How do you feel about franchise competitions complicating selection for the West Indies national team?
Well, the IPL has a window, so the players are allowed to go and play in it then.
But where you get the problem is with all the other other franchises around the world. Then you’ve got to start looking at how the players are going to balance the commitment to the West Indies and also their hectic schedule.
That’s why we want more players vying for every position, so that when guys are not available for the West Indies, we’re not scrambling for people to replace them.
How are you finding that young players are striking the balance between franchise and international cricket?
From my experience, everybody wants to play where there’s big money. At the end of the day, everybody’s wanting to improve their standard of living.
But I always say to them, it is good to realise that you’ve got aspirations to get into the big leagues, but it’s also a very important for you to work on becoming a good cricketer. If you do that, the financial side will look after itself.
It is important to focus more on your ability, to keep working and also to look at self-development.
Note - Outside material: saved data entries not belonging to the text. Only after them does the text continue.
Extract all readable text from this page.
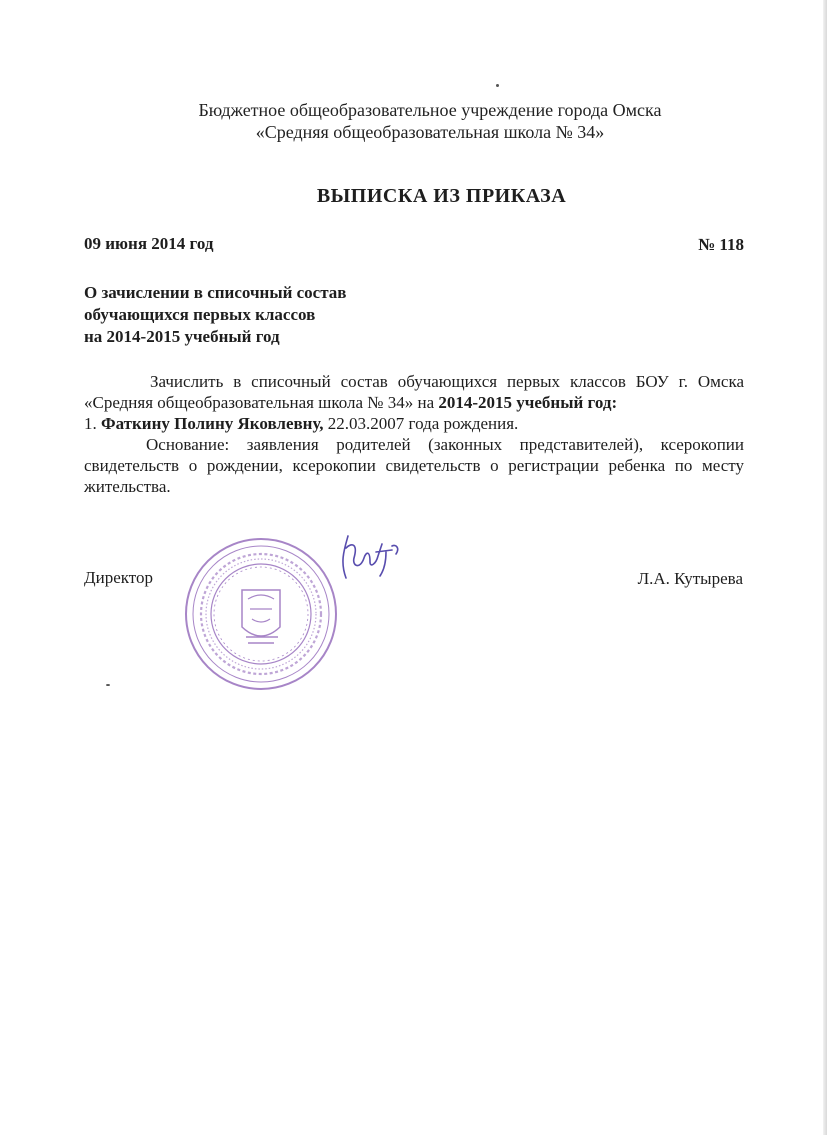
Бюджетное общеобразовательное учреждение города Омска
«Средняя общеобразовательная школа № 34»
ВЫПИСКА ИЗ ПРИКАЗА
09 июня 2014 год	№ 118
О зачислении в списочный состав
обучающихся первых классов
на 2014-2015 учебный год

Зачислить в списочный состав обучающихся первых классов БОУ г. Омска «Средняя общеобразовательная школа № 34» на 2014-2015 учебный год:

1. Фаткину Полину Яковлевну, 22.03.2007 года рождения.

Основание: заявления родителей (законных представителей), ксерокопии свидетельств о рождении, ксерокопии свидетельств о регистрации ребенка по месту жительства.

Директор	Л.А. Кутырева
You should always try to be knowledgeable about the game, try to seek information, try to pick the brains of some of the legends and some of the senior players.
I guarantee that if you do that – do the right things, really look after yourself, and make sure that you’re fit – you will make a lot of money from the game.
Do you believe that multi-format cricketers are the future, or will players be pigeon-holed more in future?
I believe players should be multi-format cricketers. If you’re a good player, you can play any form of the game.
The players are the ones who make the decision on what format they want to play, but India and New Zealand are showing that if you’re a very good Test cricketer, you can play any form of the game.
It feels as though West Indies are in a good place at the moment. How do you assess the current crop of players?
We’re always going to have talent in the West Indies, we are just a little unfortunate that we don’t have the numbers. We can’t really compare to places like Australia and India because they’ve got loads of players playing cricket, with the various academies around those countries.
I do think it’s important for the ICC to look at finding ways that they can assist countries like West Indies, Sri Lanka and Pakistan, those places with limited numbers, to try to find ways to make sure that when they split the pie, some of the smaller countries get a bit more money to help with cricket development.
I think that’s something that is vital if you really want to have competitive cricket worldwide.
This interview was originally conducted by Betway.